Henrique a écrit :Prémisse majeure n°1 : un chef cherche le bien commun de tout le corps
dont il n'est que la tête. Un maître en revanche cherche son bien propre, son serviteur n'étant qu'un moyen pour lui. Un contremaître enfin cherche le bien propre du maître pour en tirer pour son compte une situation préférable au serviteur de base.
"Un peuple libre obéit, mais il ne sert pas ; il a des chefs et non pas des maîtres ; il obéit aux lois, mais il n'obéit qu'aux lois et c'est par la force des lois qu'il n'obéit pas aux hommes. Toutes les barrières qu'on donne dans les républiques au pouvoir des magistrats ne sont établies que pour garantir de leurs atteintes l'enceinte sacrée des lois : ils en sont les ministres, non les arbitres, ils doivent les garder, non les enfreindre. Un Peuple est libre, quelque forme qu'ait son Gouvernement, quand dans celui qui le gouverne il ne voit point l'homme, mais l'organe de la loi."
Pej a écrit :Si l'on ne veut pas vider de sa substance le concept de "chef totalitaire", on se doit de limiter son extension au chef d'un Etat totalitaire. C'est pourquoi, il serait abusif et même dangereux de parler en ce qui concerne Nicolas Sarkozy de "chef totalitaire" au sens plein du terme.
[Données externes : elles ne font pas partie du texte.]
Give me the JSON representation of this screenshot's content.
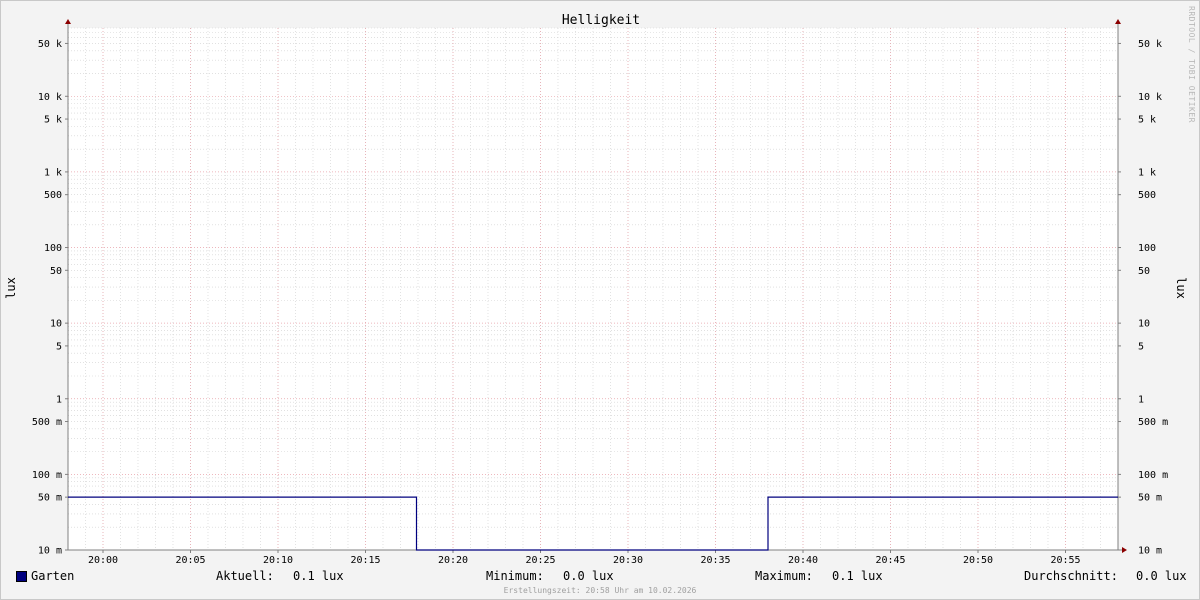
{
  "chart_data": {
    "type": "line",
    "title": "Helligkeit",
    "ylabel": "lux",
    "ylabel_right": "lux",
    "y_scale": "log",
    "ylim": [
      0.01,
      80000
    ],
    "y_ticks": [
      {
        "value": 50000,
        "label": "50 k"
      },
      {
        "value": 10000,
        "label": "10 k"
      },
      {
        "value": 5000,
        "label": "5 k"
      },
      {
        "value": 1000,
        "label": "1 k"
      },
      {
        "value": 500,
        "label": "500"
      },
      {
        "value": 100,
        "label": "100"
      },
      {
        "value": 50,
        "label": "50"
      },
      {
        "value": 10,
        "label": "10"
      },
      {
        "value": 5,
        "label": "5"
      },
      {
        "value": 1,
        "label": "1"
      },
      {
        "value": 0.5,
        "label": "500 m"
      },
      {
        "value": 0.1,
        "label": "100 m"
      },
      {
        "value": 0.05,
        "label": "50 m"
      },
      {
        "value": 0.01,
        "label": "10 m"
      }
    ],
    "xlim": [
      "19:58",
      "21:58"
    ],
    "x_ticks": [
      "20:00",
      "20:05",
      "20:10",
      "20:15",
      "20:20",
      "20:25",
      "20:30",
      "20:35",
      "20:40",
      "20:45",
      "20:50",
      "20:55"
    ],
    "grid": true,
    "series": [
      {
        "name": "Garten",
        "color": "#00007f",
        "points": [
          {
            "x": "19:58",
            "y": 0.05
          },
          {
            "x": "20:17:55",
            "y": 0.05
          },
          {
            "x": "20:17:55",
            "y": 0.01
          },
          {
            "x": "20:38:00",
            "y": 0.01
          },
          {
            "x": "20:38:00",
            "y": 0.05
          },
          {
            "x": "20:58",
            "y": 0.05
          }
        ]
      }
    ]
  },
  "legend": {
    "series_name": "Garten",
    "current_label": "Aktuell:",
    "current_value": "0.1 lux",
    "min_label": "Minimum:",
    "min_value": "0.0 lux",
    "max_label": "Maximum:",
    "max_value": "0.1 lux",
    "avg_label": "Durchschnitt:",
    "avg_value": "0.0 lux"
  },
  "footer": "Erstellungszeit: 20:58 Uhr am 10.02.2026",
  "watermark": "RRDTOOL / TOBI OETIKER",
  "colors": {
    "series": "#00007f",
    "major_grid": "#e8a0a8",
    "minor_grid": "#d0d0d0",
    "axis": "#808080",
    "arrow": "#8b0000"
  }
}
"[Le chef totalitaire] revendique personnellement la responsabilité de tous les actes, faits ou méfaits commis par n'importe quel membre ou fonctionnaire dans l'exercice de ses fonctions. Cette responsabilité totale constitue, sur le plan de l'organisation, l'aspect le plus important de ce qu'on appelle le principe du Chef, selon lequel chacun des cadres, non content d'être nommé par le Chef, en est la vivante incarnation, et chacun des ordres est censé émaner de cette unique source toujours présente." (Le totalitarisme, Chapitre XI, 1, p. 699).
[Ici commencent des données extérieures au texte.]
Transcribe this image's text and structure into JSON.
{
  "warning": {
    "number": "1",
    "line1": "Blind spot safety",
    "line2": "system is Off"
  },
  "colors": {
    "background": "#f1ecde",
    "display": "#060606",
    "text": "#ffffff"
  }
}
Pej a écrit :Nous étions partis de la distinction rousseauiste entre chef et maître. Il est vrai que selon Rousseau, un chef cherche le bien commun et non son intérêt privé. Mais si l'on part par exemple de cet extrait des Lettres de la montagne :"Un peuple libre obéit, mais il ne sert pas ; il a des chefs et non pas des maîtres ; il obéit aux lois, mais il n'obéit qu'aux lois et c'est par la force des lois qu'il n'obéit pas aux hommes. Toutes les barrières qu'on donne dans les républiques au pouvoir des magistrats ne sont établies que pour garantir de leurs atteintes l'enceinte sacrée des lois : ils en sont les ministres, non les arbitres, ils doivent les garder, non les enfreindre. Un Peuple est libre, quelque forme qu'ait son Gouvernement, quand dans celui qui le gouverne il ne voit point l'homme, mais l'organe de la loi."
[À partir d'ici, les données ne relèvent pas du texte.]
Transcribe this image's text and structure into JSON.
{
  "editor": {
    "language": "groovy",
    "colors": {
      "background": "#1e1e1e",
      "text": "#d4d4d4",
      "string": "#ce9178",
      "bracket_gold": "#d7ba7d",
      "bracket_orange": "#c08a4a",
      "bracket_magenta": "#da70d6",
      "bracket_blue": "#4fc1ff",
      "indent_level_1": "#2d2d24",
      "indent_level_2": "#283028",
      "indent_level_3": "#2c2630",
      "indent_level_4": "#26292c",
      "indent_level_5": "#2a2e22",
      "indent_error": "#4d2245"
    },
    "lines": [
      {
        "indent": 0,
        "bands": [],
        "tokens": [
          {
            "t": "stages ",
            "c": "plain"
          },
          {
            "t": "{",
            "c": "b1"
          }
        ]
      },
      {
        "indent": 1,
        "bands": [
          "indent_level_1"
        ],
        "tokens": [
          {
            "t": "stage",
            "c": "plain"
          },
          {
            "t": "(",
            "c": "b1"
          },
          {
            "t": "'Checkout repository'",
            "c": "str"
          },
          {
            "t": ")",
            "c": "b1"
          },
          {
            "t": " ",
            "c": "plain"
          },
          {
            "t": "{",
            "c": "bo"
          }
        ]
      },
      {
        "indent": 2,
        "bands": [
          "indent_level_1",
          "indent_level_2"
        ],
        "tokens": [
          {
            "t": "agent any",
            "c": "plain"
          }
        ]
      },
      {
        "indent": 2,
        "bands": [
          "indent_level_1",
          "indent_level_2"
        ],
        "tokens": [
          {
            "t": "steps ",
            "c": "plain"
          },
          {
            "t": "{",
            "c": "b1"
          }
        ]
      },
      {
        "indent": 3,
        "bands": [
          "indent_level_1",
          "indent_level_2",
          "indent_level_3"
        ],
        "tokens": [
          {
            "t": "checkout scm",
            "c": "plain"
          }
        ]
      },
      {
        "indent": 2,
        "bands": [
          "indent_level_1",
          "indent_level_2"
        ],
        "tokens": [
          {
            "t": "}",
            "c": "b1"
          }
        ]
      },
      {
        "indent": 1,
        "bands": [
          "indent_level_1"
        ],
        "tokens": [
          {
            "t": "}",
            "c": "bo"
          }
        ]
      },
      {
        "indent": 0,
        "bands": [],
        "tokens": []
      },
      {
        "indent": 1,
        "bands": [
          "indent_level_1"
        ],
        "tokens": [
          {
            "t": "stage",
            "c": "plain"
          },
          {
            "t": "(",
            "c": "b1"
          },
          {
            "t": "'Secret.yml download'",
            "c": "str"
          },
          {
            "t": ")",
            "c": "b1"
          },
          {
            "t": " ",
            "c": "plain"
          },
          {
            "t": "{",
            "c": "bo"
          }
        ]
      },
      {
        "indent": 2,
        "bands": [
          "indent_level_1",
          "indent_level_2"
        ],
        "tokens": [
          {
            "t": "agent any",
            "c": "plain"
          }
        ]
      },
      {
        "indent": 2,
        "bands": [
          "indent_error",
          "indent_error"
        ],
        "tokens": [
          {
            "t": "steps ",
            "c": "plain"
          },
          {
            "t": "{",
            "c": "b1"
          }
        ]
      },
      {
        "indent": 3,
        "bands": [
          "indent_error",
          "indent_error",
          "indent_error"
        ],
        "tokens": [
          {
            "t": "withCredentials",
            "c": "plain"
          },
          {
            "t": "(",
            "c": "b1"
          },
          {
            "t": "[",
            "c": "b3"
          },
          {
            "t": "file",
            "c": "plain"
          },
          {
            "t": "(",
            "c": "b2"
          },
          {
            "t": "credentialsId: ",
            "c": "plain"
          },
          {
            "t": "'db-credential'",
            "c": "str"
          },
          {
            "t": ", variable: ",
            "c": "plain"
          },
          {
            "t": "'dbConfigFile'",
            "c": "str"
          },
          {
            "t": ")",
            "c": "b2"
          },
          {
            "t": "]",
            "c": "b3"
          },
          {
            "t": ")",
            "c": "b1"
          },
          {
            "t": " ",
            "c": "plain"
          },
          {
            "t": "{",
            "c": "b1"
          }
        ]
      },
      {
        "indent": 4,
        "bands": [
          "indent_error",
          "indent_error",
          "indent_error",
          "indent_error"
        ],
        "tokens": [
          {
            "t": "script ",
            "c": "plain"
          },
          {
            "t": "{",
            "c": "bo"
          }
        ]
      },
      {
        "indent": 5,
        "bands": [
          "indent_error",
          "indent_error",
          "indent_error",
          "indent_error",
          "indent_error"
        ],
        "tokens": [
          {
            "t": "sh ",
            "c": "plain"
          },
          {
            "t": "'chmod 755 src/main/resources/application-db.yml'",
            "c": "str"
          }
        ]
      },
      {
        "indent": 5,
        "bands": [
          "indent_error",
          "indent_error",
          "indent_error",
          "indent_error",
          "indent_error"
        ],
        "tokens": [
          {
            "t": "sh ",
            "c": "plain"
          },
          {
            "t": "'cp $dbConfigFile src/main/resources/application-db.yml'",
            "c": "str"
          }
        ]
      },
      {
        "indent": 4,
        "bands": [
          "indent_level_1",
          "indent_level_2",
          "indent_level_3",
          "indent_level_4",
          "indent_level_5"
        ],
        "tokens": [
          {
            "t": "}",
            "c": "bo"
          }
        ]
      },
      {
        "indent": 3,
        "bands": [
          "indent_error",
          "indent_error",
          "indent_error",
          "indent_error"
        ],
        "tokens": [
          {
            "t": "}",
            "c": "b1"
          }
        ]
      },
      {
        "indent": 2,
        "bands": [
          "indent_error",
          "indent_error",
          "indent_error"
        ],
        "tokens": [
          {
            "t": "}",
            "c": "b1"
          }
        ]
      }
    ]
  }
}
On voit que le chef n'est que l'incarnation de la loi (ce en quoi il ne peut être au-dessus des lois). Or, jusqu'à preuve du contraire, la France est encore un état de droit, régi par des lois, auxquelles sont également soumis tous les citoyens. Qu'il y ait des choses à dire sur la collusion des pouvoirs, et sur le fait que certains arrivent à passer outre les lois, certes. Mais il est faux de dire qu'aujourd'hui les Français servent un maître qui serait Nicolas Sarkozy.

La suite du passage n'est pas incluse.